Source code for ample.util.argparse_util

"""
Below is code for creating a boolean argument parser with a default, and a range of choices

class BoolAction(argparse.Action):
    def __call__(self, parser, namespace, values, option_string=None):
        if values is None: values = self.default
        if values in [ '0', 'f', 'F', 'false', 'False', False ]:
            values=False
        elif values in [ '1', 't', 'T', 'true', 'True', True ]:
            values=True
        else:
            msg = 'Unrecognised True/False value: {0}'.format(values)
            raise argparse.ArgumentError(self, msg)
        setattr(namespace, self.dest, values)

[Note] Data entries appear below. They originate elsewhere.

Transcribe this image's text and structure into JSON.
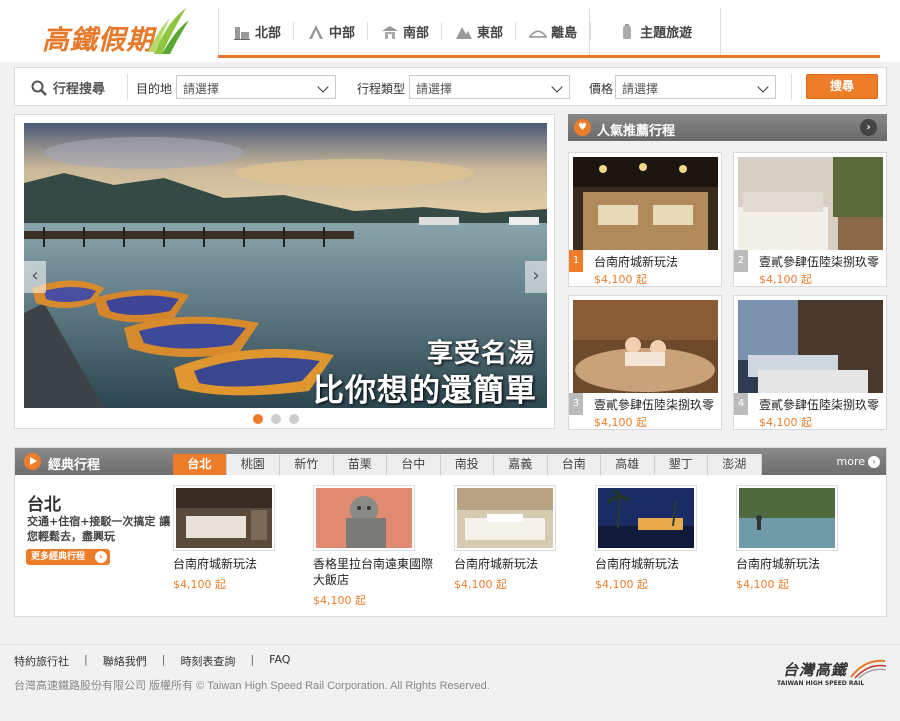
{
  "brand": {
    "logo_text": "高鐵假期",
    "accent": "#ee7d2a"
  },
  "nav": {
    "items": [
      {
        "label": "北部",
        "icon": "building-icon"
      },
      {
        "label": "中部",
        "icon": "tower-icon"
      },
      {
        "label": "南部",
        "icon": "temple-icon"
      },
      {
        "label": "東部",
        "icon": "mountain-icon"
      },
      {
        "label": "離島",
        "icon": "bridge-icon"
      },
      {
        "label": "主題旅遊",
        "icon": "lantern-icon"
      }
    ]
  },
  "search": {
    "title": "行程搜尋",
    "destination_label": "目的地",
    "destination_value": "請選擇",
    "type_label": "行程類型",
    "type_value": "請選擇",
    "price_label": "價格",
    "price_value": "請選擇",
    "button": "搜尋"
  },
  "slideshow": {
    "caption_line1": "享受名湯",
    "caption_line2": "比你想的還簡單",
    "prev": "‹",
    "next": "›",
    "dots": 3,
    "active_dot": 0
  },
  "popular": {
    "title": "人氣推薦行程",
    "more": "›",
    "items": [
      {
        "rank": "1",
        "name": "台南府城新玩法",
        "price": "$4,100 起"
      },
      {
        "rank": "2",
        "name": "壹貳參肆伍陸柒捌玖零",
        "price": "$4,100 起"
      },
      {
        "rank": "3",
        "name": "壹貳參肆伍陸柒捌玖零",
        "price": "$4,100 起"
      },
      {
        "rank": "4",
        "name": "壹貳參肆伍陸柒捌玖零",
        "price": "$4,100 起"
      }
    ]
  },
  "classic": {
    "title": "經典行程",
    "tabs": [
      "台北",
      "桃園",
      "新竹",
      "苗栗",
      "台中",
      "南投",
      "嘉義",
      "台南",
      "高雄",
      "墾丁",
      "澎湖"
    ],
    "active_tab": 0,
    "more": "more",
    "region": "台北",
    "region_desc": "交通+住宿+接駁一次搞定 讓您輕鬆去，盡興玩",
    "more_button": "更多經典行程",
    "items": [
      {
        "name": "台南府城新玩法",
        "price": "$4,100 起"
      },
      {
        "name": "香格里拉台南遠東國際大飯店",
        "price": "$4,100 起"
      },
      {
        "name": "台南府城新玩法",
        "price": "$4,100 起"
      },
      {
        "name": "台南府城新玩法",
        "price": "$4,100 起"
      },
      {
        "name": "台南府城新玩法",
        "price": "$4,100 起"
      }
    ]
  },
  "footer": {
    "links": [
      "特約旅行社",
      "聯絡我們",
      "時刻表查詢",
      "FAQ"
    ],
    "separator": "|",
    "copyright": "台灣高速鐵路股份有限公司 版權所有 © Taiwan High Speed Rail Corporation. All Rights Reserved.",
    "logo_cn": "台灣高鐵",
    "logo_en": "TAIWAN HIGH SPEED RAIL"
  }
}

parser = argparse.ArgumentParser()

parser.add_argument('-d', '--debug', action=BoolAction, default=True, metavar='True/False', nargs='?', help="debug")
# print(parser.parse_args('-d 2'.split()))
print(parser.parse_args('-d false'.split()))

"""

__author__ = "Jens Thomas & Felix Simkovic"
__date__ = "03 Apr 2016"
__version__ = "1.0"

import argparse


[docs]def add_core_options(parser=None):
    """Function to add any arguments required by all runtypes"""
    if parser is None:
        parser = argparse.ArgumentParser()
    parser.add_argument('-config_file', help="user configuration file")
    parser.add_argument('-debug', metavar='True/False', help=argparse.SUPPRESS)
    parser.add_argument('-nproc', type=int, help="Number of processors [1]. For local, serial runs the jobs will be split across nproc processors. For cluster submission, this should be the number of processors on a node.")
    parser.add_argument('-work_dir', help='Path to the directory where the job will run (will be created if it doesn\'t exist)')
    return parser


[docs]def add_cluster_submit_options(parser=None):
    """Add the options for submission to a cluster queuing system"""
    if parser is None:
        parser = argparse.ArgumentParser()
    submit_group = parser.add_argument_group('Cluster queue submission options')
    submit_group.add_argument('-submit_array', metavar='True/False', help='Submit SGE jobs as array jobs')
    submit_group.add_argument('-submit_cluster', metavar='True/False', help='Submit jobs to a cluster - need to set -submit_qtype flag to specify the batch queue system.')
    submit_group.add_argument('-submit_max_array', type=int, help='The maximum number of jobs to run concurrently with SGE array job submission')
    submit_group.add_argument('-submit_num_array_jobs', type=int, help='The number of jobs to run concurrently with SGE array job submission')
    submit_group.add_argument('-submit_pe_lsf', help='Cluster submission: string to set number of processors for LSF queueing system')
    submit_group.add_argument('-submit_pe_sge', help='Cluster submission: string to set number of processors for SGE queueing system')
    submit_group.add_argument('-submit_queue', help='The queue to submit to on the cluster.')
    submit_group.add_argument('-submit_qtype', help='Cluster submission queue type - currently support SGE and LSF')
    return parser


[docs]def add_general_options(parser=None):
    from ample.util import version
    if parser is None:
        parser = argparse.ArgumentParser()
    add_core_options(parser)
    parser.add_argument('-alignment_file', help='Alignment file in fasta format. For homologues the first line of each sequence must be the pdb file name')
    parser.add_argument('-allow_his_tag', metavar='True/False', help='Allow HIS tags in the input sequence')
    parser.add_argument('-blast_dir', help='Directory where ncbi blast is installed (binaries in expected in bin subdirectory)')
    parser.add_argument('-classic_mode', metavar='True/False', help='Preset options to run the original AMPLE clustering/truncation options (1 cluster, 3 subclustering radii, 3 sidechains)')
    parser.add_argument('-ccp4i2_xml', help='Path to CCP4I2 XML file - if not None indicates we are running under CCP4I2')
    parser.add_argument('-devel_mode', metavar='devel_mode', help='Preset options to run in development mode - takes longer')
    parser.add_argument('-dry_run', metavar='True/False', help='Check if input files and supplied options are valid.')
    parser.add_argument('-early_terminate', metavar='True/False', help='Stop the run as soon as a success has been found.')
    parser.add_argument('-ensembles', help='Path to directory containing existing ensembles')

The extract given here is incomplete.